No other metal band in the world was doing anything as remotely weird as this Canberra four-piece, and few do so even today. "Jar of Kingdom" is, succinctly described, rather like what a death metal album by Pink Floyd would sound like if Frank Zappa was their musical director. The arrangements are angular and virtually disjointed at times; the music is almost confusing in its quirkiness and the effect is sometimes harsh and otherworldly.
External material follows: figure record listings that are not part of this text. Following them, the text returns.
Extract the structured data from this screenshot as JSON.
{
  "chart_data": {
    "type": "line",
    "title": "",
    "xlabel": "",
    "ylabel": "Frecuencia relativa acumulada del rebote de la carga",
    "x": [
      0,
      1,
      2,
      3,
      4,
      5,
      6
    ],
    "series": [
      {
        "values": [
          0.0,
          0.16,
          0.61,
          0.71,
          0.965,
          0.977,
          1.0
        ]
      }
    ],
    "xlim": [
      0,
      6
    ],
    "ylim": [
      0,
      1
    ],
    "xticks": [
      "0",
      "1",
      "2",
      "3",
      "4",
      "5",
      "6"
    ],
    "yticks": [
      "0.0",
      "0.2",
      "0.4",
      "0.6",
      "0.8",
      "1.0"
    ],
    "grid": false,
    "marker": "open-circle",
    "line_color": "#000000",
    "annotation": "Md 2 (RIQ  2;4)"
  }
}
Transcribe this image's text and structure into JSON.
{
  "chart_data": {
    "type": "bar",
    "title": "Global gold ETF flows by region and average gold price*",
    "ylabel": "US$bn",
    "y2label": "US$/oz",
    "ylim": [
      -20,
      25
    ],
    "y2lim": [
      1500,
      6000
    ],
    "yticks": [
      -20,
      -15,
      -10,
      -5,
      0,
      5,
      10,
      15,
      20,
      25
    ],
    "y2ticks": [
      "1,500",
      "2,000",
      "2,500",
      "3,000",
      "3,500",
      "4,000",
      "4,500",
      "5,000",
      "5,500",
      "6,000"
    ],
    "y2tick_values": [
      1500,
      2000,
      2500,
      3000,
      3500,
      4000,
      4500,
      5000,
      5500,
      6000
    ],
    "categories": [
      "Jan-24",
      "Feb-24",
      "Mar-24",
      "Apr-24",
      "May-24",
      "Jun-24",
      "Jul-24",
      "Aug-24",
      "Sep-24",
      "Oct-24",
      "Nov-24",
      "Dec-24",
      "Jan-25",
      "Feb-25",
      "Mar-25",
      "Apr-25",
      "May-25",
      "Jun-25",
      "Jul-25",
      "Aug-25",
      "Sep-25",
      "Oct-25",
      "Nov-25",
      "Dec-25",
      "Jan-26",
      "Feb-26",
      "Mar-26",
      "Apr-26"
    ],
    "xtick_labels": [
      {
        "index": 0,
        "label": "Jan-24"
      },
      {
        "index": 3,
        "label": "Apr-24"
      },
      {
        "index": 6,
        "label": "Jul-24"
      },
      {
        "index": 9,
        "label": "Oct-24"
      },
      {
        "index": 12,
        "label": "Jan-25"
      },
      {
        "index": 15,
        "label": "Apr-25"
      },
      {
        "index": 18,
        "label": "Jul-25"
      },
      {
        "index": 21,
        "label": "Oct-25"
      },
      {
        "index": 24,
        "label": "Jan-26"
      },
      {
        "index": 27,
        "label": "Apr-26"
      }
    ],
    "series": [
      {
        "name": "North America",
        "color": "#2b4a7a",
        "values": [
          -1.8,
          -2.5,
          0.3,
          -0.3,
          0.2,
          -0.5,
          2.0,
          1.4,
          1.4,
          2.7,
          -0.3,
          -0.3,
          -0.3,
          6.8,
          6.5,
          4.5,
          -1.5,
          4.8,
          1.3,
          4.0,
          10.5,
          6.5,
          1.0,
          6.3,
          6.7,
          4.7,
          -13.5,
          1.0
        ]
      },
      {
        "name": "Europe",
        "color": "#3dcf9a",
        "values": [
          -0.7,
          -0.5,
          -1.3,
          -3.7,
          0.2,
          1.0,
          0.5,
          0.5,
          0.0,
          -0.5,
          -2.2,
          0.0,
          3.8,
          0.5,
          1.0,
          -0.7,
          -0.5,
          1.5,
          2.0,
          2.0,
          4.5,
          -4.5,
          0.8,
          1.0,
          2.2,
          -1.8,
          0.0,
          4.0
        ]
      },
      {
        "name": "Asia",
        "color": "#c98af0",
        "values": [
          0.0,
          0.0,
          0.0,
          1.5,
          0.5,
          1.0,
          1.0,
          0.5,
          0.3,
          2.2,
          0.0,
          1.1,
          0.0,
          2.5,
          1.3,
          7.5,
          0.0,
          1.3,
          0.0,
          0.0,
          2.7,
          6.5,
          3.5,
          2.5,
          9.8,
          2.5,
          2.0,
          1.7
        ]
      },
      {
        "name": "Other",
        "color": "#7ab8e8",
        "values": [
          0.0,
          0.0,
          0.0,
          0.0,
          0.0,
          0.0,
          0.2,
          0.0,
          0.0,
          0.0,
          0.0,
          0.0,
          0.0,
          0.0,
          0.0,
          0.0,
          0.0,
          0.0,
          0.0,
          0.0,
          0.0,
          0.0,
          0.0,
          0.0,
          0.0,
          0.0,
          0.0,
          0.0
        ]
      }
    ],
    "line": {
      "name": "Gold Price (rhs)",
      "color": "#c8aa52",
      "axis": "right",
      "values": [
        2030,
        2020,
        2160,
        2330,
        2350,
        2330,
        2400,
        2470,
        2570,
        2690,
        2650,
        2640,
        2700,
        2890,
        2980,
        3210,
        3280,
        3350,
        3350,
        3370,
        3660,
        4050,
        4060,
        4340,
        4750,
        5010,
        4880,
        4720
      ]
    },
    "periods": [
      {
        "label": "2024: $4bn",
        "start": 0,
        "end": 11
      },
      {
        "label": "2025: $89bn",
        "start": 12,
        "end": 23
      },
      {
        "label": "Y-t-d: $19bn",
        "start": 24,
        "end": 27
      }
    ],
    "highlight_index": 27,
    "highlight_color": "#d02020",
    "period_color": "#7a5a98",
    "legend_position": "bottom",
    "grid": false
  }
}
At times, it's not like listening to a metal album at all.

"Jar of Kingdom" is a very strange album with some very strange elements. 'Whale', for example, is the sound of a whale accompanied by some rather peculiar instrumentation. 'Shell' contains some ethereal, slightly off-key keening by female vocalist Michelle Klemke, a strident counterpoint to Adam Agius' still-undeveloped death growls. The slide guitars and keyboards that dominate later Alchemist albums aren't as prevailing here but the grinding death metal undercurrent of the tracks are offset by abrupt, jarring, discordant guitar notes, strange psychedelic passages and swirling acoustic interludes. This is Alchemist at their rawest and most experimentally bizarre, a band pushing the envelope of creativity to such a point that even through the diabolical sound quality of the recording it remains clear that a dauntingly inventive musical outift has emerged. The ten tracks here marked Alchemist, then and now, as a band that plays by nobody's rules but their own. "Jar of Kingdom" is a journey that begins looking down on the world from the Moon, travels through the planes of the human psyche, conception and perception and ends far out beyond the reaches of the Solar System. It's a trip that is as wild and uncanny as it sounds and some may find it a just a little bit too odd to comprehend.

"Jar of Kingdom" was a groundbreaking album, not just for Alchemist but for the Australian metal scene. The original Lethal version is a rarity now, but the sound quality is so poor that only the most rabid collector would want to track it down. Fortunately, Alchemist remixed this album in late 1998 and reissued it the following year so that everyone could finally experience it the way it was meant to sound. Not only that, but they included tracks from their 91 demo as well, one of which, 'Womb Syndromb', exceeds even "Jar of Kingdom" itself in weirdness.